1890s
Acoma Acoma Pueblo, New Mexico, United States
New Mexico
In the American Southwest, there is an Indian ceramic tradition that began to take form in the early centuries A.D. and has continued unbroken to the present time. Characterized by its many superbly varied styles, the art has been sustained by diverse Pueblo peoples and some of their neighbors, whose ancient and more recent settlements have long been established in the arid regions of Arizona and New Mexico. Ceramic artist of the Ácoma Pueblo, west of Albuquerque, produced an especially distinguished series of vessels during the late nineteenth and early twentieth centuries.

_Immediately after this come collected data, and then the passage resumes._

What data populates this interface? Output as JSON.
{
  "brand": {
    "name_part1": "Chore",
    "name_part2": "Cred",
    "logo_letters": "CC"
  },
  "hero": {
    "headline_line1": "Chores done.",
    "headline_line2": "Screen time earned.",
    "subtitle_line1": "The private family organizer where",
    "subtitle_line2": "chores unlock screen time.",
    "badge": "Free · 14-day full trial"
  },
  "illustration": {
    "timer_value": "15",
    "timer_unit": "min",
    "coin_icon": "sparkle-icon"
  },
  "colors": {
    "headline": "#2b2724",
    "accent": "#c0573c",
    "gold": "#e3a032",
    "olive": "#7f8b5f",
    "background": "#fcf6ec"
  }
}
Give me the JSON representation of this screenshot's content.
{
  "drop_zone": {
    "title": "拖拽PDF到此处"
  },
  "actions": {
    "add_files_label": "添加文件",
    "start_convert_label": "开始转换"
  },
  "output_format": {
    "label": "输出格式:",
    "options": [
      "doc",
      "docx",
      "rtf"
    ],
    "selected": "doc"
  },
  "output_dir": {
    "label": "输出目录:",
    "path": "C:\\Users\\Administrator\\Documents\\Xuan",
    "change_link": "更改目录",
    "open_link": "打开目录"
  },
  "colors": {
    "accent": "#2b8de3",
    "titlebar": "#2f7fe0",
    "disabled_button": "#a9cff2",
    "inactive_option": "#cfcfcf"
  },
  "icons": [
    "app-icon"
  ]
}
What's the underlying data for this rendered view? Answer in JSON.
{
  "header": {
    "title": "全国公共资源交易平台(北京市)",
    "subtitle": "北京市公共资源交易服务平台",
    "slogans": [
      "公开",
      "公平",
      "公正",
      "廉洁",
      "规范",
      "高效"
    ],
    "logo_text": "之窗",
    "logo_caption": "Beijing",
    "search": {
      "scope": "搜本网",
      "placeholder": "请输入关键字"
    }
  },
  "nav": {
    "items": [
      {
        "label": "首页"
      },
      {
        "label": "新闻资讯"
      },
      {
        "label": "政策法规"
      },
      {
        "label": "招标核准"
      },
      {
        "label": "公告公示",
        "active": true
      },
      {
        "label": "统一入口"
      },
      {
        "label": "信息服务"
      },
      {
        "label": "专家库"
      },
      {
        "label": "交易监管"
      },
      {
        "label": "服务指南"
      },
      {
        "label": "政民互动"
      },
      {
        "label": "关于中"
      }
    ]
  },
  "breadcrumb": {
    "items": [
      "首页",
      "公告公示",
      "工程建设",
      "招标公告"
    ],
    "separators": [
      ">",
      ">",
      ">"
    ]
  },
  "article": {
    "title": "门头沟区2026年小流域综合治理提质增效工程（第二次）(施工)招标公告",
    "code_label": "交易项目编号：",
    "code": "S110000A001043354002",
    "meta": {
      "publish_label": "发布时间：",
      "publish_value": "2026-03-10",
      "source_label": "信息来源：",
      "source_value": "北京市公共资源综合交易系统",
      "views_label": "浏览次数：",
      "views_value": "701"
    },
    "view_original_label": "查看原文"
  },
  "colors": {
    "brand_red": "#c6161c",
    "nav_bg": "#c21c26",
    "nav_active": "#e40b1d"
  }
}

This large olla is shaped with a truncated neck that slopes in a gentle curve to the high, rounded shoulder; the full, swelling body tapers smoothly down to the rounded bottom. A finely painted pattern of black-and white abstract designs covers the surface. The dominant decorative features are three medallions, each rimmed by black petals. Within each medallion, and divided by a central vertical strip adorned with zigzag triangles, are twin semicircular, double-ended bands filled with fine hatch marks; these, in turn, enclose inner designs of curving, triangular elements. The medallions themselves are separated by diamonds that frame hatched checkerboards, while complex triangular elements step down from the rim and up from the red-painted bottom. The austere color and multiple abstract motifs stem from past centuries of Anasazi (Ancestral Pueblo) ceramic styles. As is often seen in early works, the artist presents playful visual ambiguities between positive and negative space.